La lettura procede in maniera abbastanza scorrevole,
sostenuta dallo stile dell’autrice e dal piacere nello scoprire, svelare e
seguire i personaggi. Infine, quando già si pensa di trovarsi di fronte a un
secondo volume in cui non capita nulla che sia degno di nota, necessario
unicamente a collegare il primo al terzo libro della serie, si incappa in
quelli che sono senza ombra di dubbio i capitoli più intensi ed emozionanti del
romanzo: gli ultimi due, che da soli valgono l’intera lettura. Non sto
esagerando, sono davvero splendidi, emotivamente molto forti e anche pesanti
per i contenuti, ma io li ho trovati davvero belli, forse proprio per la loro
capacità di trasmettermi grandi emozioni. È come se tutto il romanzo si
compisse in queste ultime pagine, motivando in qualche modo il senso di
aspettativa che accompagna il lettore per tutti i capitoli precedenti. Si ha
l’impressione che qualcosa dovrà accadere, prima o poi. Quel poi sta tutto nei capitoli otto e nove. Sono
pervasi di tenerezza, malinconia e amore. Speranza e paura. Tutto questo
attraverso la narrazione di Rose, viva e sentita, capace di vedere le cose per
come sono e, allo stesso tempo, di offrirne una lettura non così scontata.
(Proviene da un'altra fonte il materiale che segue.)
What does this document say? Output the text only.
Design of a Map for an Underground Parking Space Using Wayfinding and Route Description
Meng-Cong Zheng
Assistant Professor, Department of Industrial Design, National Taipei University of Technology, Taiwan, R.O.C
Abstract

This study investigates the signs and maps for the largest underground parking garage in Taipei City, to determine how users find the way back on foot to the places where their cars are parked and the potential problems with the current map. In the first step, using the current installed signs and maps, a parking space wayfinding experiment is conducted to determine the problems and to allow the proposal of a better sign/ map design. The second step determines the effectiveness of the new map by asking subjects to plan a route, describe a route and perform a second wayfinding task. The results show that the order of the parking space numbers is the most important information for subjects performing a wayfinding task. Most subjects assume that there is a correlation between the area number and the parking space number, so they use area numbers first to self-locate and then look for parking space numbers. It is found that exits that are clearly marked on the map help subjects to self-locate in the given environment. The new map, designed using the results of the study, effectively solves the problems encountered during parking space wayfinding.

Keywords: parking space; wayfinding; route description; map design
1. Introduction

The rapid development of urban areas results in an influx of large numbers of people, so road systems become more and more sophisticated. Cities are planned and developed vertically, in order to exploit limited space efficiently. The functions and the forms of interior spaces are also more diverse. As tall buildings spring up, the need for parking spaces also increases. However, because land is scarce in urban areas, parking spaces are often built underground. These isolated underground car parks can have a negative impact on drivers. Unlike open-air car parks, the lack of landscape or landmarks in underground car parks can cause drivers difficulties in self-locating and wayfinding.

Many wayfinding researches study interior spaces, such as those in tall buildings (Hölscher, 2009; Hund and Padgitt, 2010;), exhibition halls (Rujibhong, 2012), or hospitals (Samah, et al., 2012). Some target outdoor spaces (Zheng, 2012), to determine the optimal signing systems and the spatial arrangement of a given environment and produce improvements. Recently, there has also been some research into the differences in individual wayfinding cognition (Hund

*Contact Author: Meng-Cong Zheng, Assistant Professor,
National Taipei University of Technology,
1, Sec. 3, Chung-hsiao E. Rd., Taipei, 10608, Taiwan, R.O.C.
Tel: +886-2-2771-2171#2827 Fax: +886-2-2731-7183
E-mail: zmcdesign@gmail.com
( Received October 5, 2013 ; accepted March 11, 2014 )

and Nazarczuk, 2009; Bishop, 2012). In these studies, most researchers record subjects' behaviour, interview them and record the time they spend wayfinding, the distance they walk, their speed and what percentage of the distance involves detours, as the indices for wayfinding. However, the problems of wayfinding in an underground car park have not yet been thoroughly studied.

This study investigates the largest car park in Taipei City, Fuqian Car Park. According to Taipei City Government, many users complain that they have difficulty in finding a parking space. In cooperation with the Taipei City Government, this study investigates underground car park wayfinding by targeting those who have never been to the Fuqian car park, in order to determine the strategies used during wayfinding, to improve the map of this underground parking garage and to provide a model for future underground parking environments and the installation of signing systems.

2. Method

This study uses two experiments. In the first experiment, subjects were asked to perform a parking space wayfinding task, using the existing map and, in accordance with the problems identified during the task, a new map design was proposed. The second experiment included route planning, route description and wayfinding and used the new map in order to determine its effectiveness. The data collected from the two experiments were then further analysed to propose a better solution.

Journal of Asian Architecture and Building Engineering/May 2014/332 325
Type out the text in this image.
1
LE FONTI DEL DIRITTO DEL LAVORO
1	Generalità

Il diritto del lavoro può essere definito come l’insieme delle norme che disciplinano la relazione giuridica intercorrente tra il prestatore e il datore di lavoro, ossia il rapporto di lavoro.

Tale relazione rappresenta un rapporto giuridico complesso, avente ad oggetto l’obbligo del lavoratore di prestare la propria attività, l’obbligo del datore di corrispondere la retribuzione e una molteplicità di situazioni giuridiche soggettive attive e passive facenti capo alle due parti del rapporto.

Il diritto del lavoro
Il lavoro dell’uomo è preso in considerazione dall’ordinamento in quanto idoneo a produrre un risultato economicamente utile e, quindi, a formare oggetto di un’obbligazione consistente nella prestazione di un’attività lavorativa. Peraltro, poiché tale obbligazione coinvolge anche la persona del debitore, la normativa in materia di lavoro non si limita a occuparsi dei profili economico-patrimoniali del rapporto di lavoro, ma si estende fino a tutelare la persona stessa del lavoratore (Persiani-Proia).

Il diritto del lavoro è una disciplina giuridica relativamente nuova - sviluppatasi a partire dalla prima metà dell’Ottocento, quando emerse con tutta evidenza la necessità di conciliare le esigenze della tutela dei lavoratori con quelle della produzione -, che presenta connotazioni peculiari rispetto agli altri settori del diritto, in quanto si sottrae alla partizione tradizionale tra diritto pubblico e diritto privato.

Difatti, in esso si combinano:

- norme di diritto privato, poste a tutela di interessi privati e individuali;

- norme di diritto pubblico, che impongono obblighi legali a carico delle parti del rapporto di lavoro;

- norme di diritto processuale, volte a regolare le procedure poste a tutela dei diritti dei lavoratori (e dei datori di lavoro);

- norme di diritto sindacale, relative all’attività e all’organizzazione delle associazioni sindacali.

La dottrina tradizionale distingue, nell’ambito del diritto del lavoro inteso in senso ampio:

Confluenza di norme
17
Insomma, giungo al termine di questo romanzo e, nonostante all’inizio non mi abbia convinta del tutto,
mi arrendo alla consapevolezza che sicuramente leggerò il volume conclusivo
della trilogia. Perché non si può abbandonare la famiglia Aubrey. Proprio non
si può.
Il problema di questo mondo è che noi e le persone che amiamo siamo due entità separate. È terribile avere a cuore ciò che prova l’altra persona, come se fosse parte di noi, eppure non sapere mai con certezza quello che prova, perché ognuno di noi è solo se stesso.
Concordo con il giudizio. Sto cercando il terzo libro, ma non conosco il titolo, qualcuno mi può aiutare? Grazie!